Recent literature shows that unsupervised verification techniques, such as self-consistency or jointly-trained verifiers, are able to drive meaningful improvements. However, in bespoke or misaligned domains, brittle verification of poor-quality candidate reasoning becomes a serious obstacle. For example, models may “solve” math problems simply by memorized heuristics (e.g., Qwen on MATH500), rather than surfacing transferable reasoning strategies.

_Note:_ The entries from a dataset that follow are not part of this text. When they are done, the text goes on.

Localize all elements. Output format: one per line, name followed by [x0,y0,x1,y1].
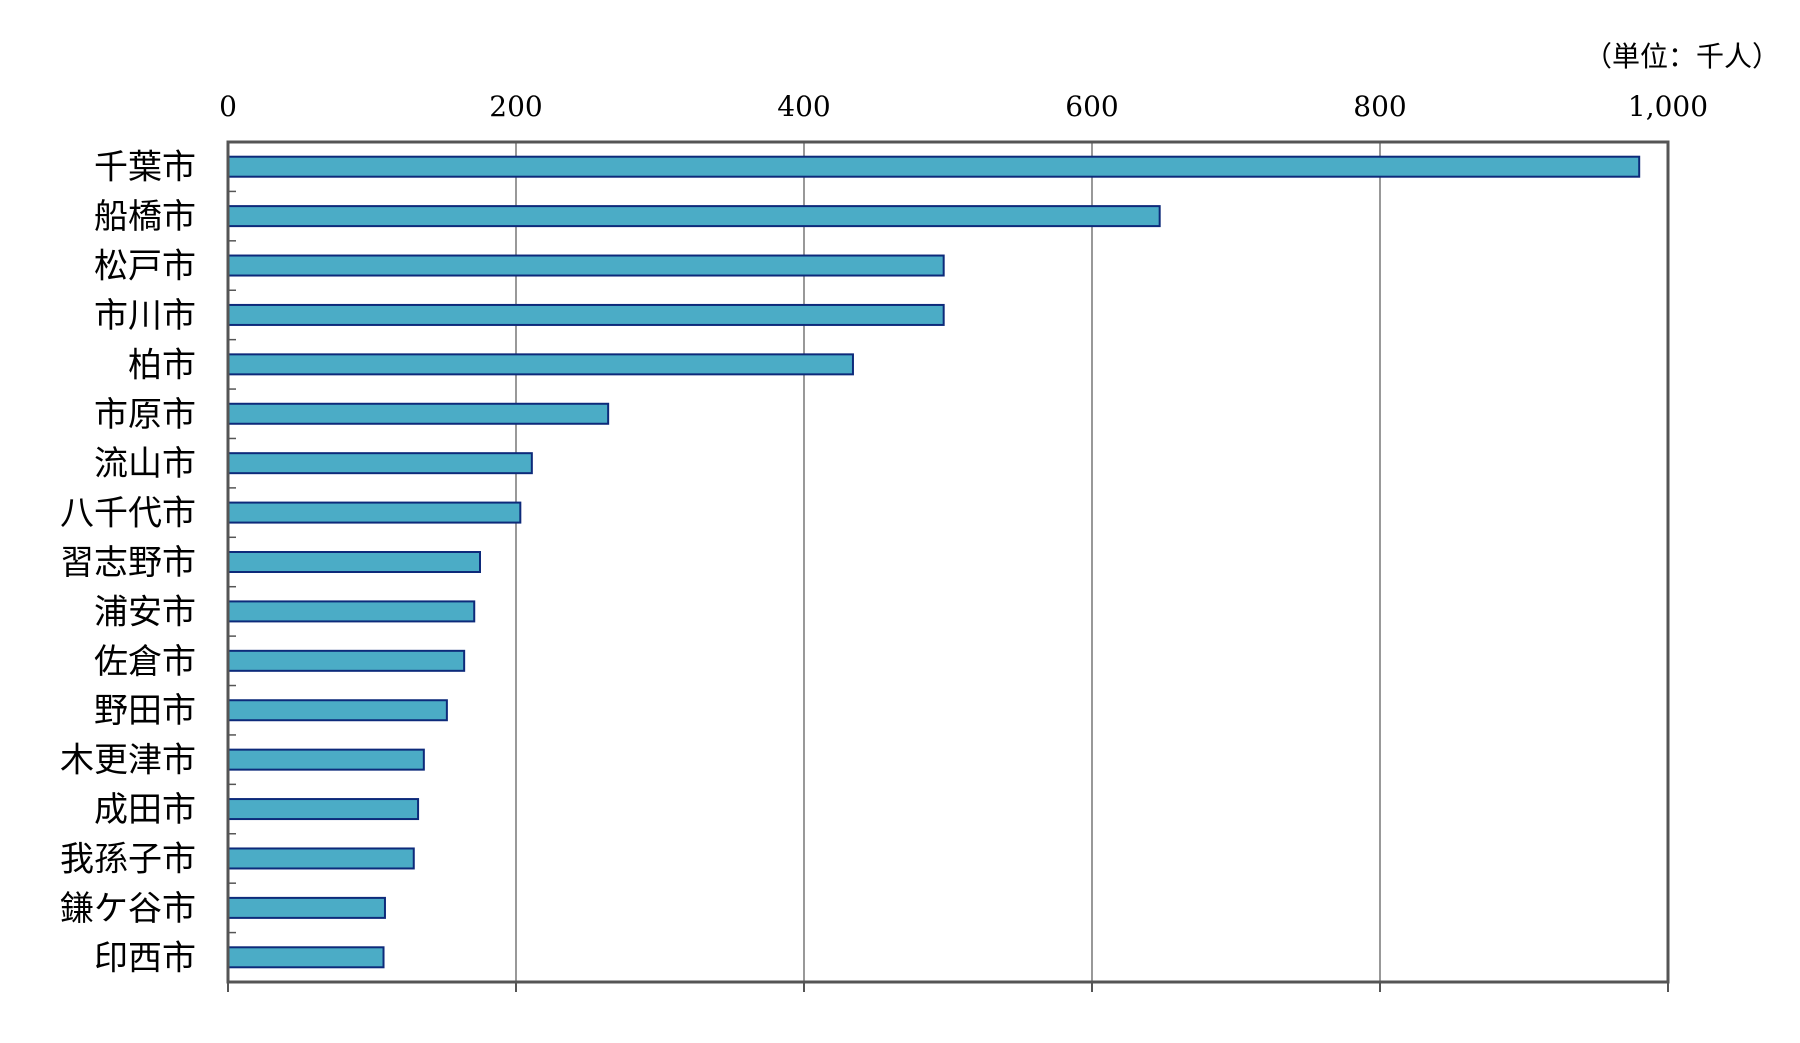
bar [227,353,854,376]
bar [227,254,945,277]
bar [227,649,466,672]
bar [227,798,420,821]
category-label: 成田市 [94,790,196,830]
category-label: 八千代市 [60,494,196,534]
category-label: 我孫子市 [60,839,196,879]
unit-label: （単位：千人） [1584,40,1780,73]
x-tick-label: 600 [1065,90,1118,123]
bar [227,205,1161,228]
bar [227,896,386,919]
bar [227,452,533,475]
category-label: 千葉市 [94,148,196,188]
category-label: 印西市 [94,938,196,978]
category-label: 佐倉市 [94,642,196,682]
bars [227,155,1641,969]
category-label: 鎌ケ谷市 [60,889,196,929]
plot-frame [226,140,1670,984]
x-tick-label: 200 [489,90,542,123]
category-label: 市川市 [94,296,196,336]
bar [227,748,425,771]
bar [227,402,610,425]
category-label: 野田市 [94,691,196,731]
bar [227,501,522,524]
bar [227,946,385,969]
bar [227,155,1641,178]
category-label: 船橋市 [94,197,196,237]
bar [227,600,476,623]
category-label: 習志野市 [60,543,196,583]
x-axis-ticks: 0 200 400 600 800 1,000 [219,90,1708,992]
category-label: 柏市 [128,345,196,385]
x-tick-label: 800 [1353,90,1406,123]
bar [227,699,448,722]
category-label: 浦安市 [94,592,196,632]
category-label: 流山市 [94,444,196,484]
x-tick-label: 1,000 [1628,90,1708,123]
x-tick-label: 0 [219,90,237,123]
bar [227,551,481,573]
bar [227,303,945,326]
gridlines [515,142,1381,982]
category-label: 市原市 [94,395,196,435]
x-tick-label: 400 [777,90,830,123]
category-label: 木更津市 [60,741,196,781]
category-label: 松戸市 [94,247,196,287]
bar [227,847,415,870]
category-labels: 千葉市船橋市松戸市市川市柏市市原市流山市八千代市習志野市浦安市佐倉市野田市木更津… [60,148,196,979]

This raises key questions around

  1. Search: How can we efficiently surface diverse, high-quality reasoning paths from the model?
  2. Verification: What are the limitations of self-verification, especially with respect to reward hacking and self-preference bias, and how can we apply it reliably to judge reasoning traces themselves?
  3. and the Interplay: How should we coordinate search and verification in a feedback loop to enable stable bootstrapping in challenging or non-general domains?

We’ll revisit techniques from inference-time scaling, post-training, and self-improvement.

arXiv first submission date used ❗️ denotes papers that limit their results to Qwen-2.5+ models on Math/Coding


Case Study

In Self-Taught Reasoner (STaR; Zelikman et al., March 2022), the authors iteratively bootstrap a training dataset of reasoning traces from a pretrained base model via simple rejection sampling. They few-shot prompt the first iteration with ground-truth reasoning traces and aggregate rollouts that lead to the correct answer. At each iteration, we finetune the base model on the aggregated dataset.

Screenshot 2025-05-22 at 5.21.25 PM.png

The authors show that SFT on this batch is equivalent to maximizing the policy gradient objective; however, problems that are above the model’s capability (i.e., the model cannot yet solve) require sampling from a surrogate/proposal model (rationalization; or prompting with a “hint”), leading to an off-policy estimate of an optimal reasoning trace. One such degenerate reasoning trace failure mode may be answer shortcutting where the model generates irrelevant/inconsistent reasoning before simply stating the hinted answer. Such traces muddle the training pool and do not generalize during rollouts; e.g.,

A: The answer must be a place where Billy could have been waiting for his wife to arrive from France. The airport is a place where people can wait for flights. Therefore, the answer is train station (e).

Moreover, using the final answer correctness as our sole reward allows spurious reasoning traces to slip through; i.e., poor quality reasoning that just happens to land on the correct answer by luck. This is particularly likely in the multiple choice or evaluation/judge setting.